Abby leaned forward and she looked thoughtful, which Dylan appreciated. Finian had told him flat out it was a stupid idea. "Dylan, I don't doubt you are smart enough, but the way I see it, if you don't like being looked at now, that isn't going to get better in university. In fact, they'll probably stare more, let alone the fact that they will be severely put off by the sixteen-year-old who continuously scores higher than they ever do."
Dylan snorted at that and then he beamed back at her before heaving a sigh. "I guess that's true. I just hate being there now. I didn't mind when they stared because I used words they didn't know because that was them staring at me for a good reason. This is horrible."
"And it will pass," Abby said gently. "I promise you, Dylan. And if you notice them staring, just...tell the truth. Explain that something tragic happened to your family, that staring is an inappropriate response."

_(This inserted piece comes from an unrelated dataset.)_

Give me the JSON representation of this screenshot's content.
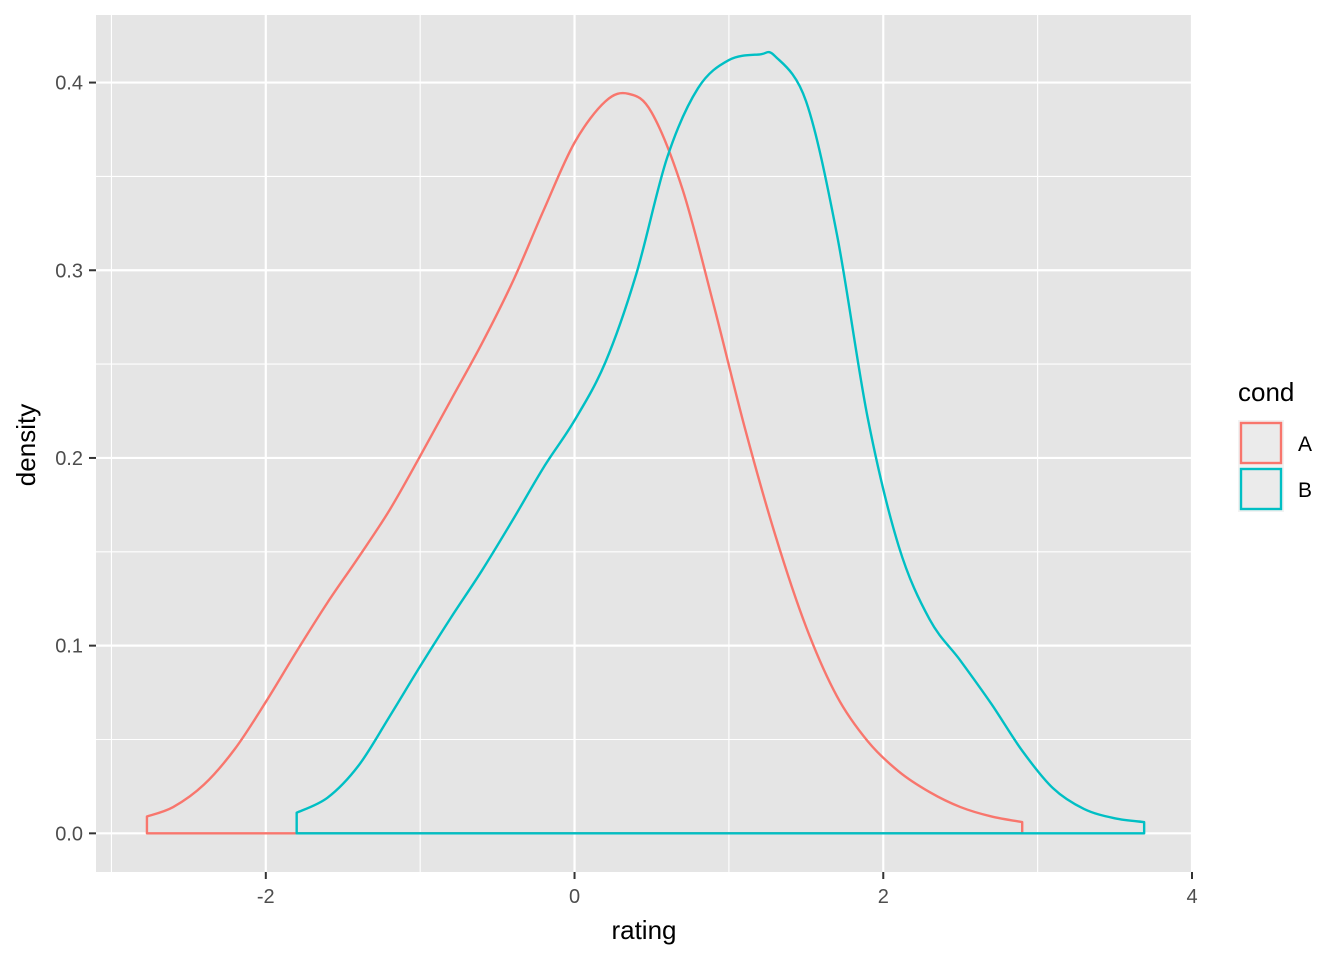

Dylan snorted. "They'll steal my wheelchair!"
"Oh they will not," Abby shook her head at him.
Dylan wasn't so sure, but he decided to take Abby's word for it. "I guess instead of hoping they'll stop, I should work on maybe not letting it bother me so much?"
Abby grinned at him. "Then that can be our goal for next week, how about it?"
"Oh goody gumdrops, a goal!" Dylan said, his voice laden with sarcasm.
"You know, ever since you started speaking normally, you have become much more sarcastic," Abby pointed out.
"Nah. It's just now people know what I'm saying." And Abby raised her eyebrows at him and acknowledged that he absolutely had a good point there.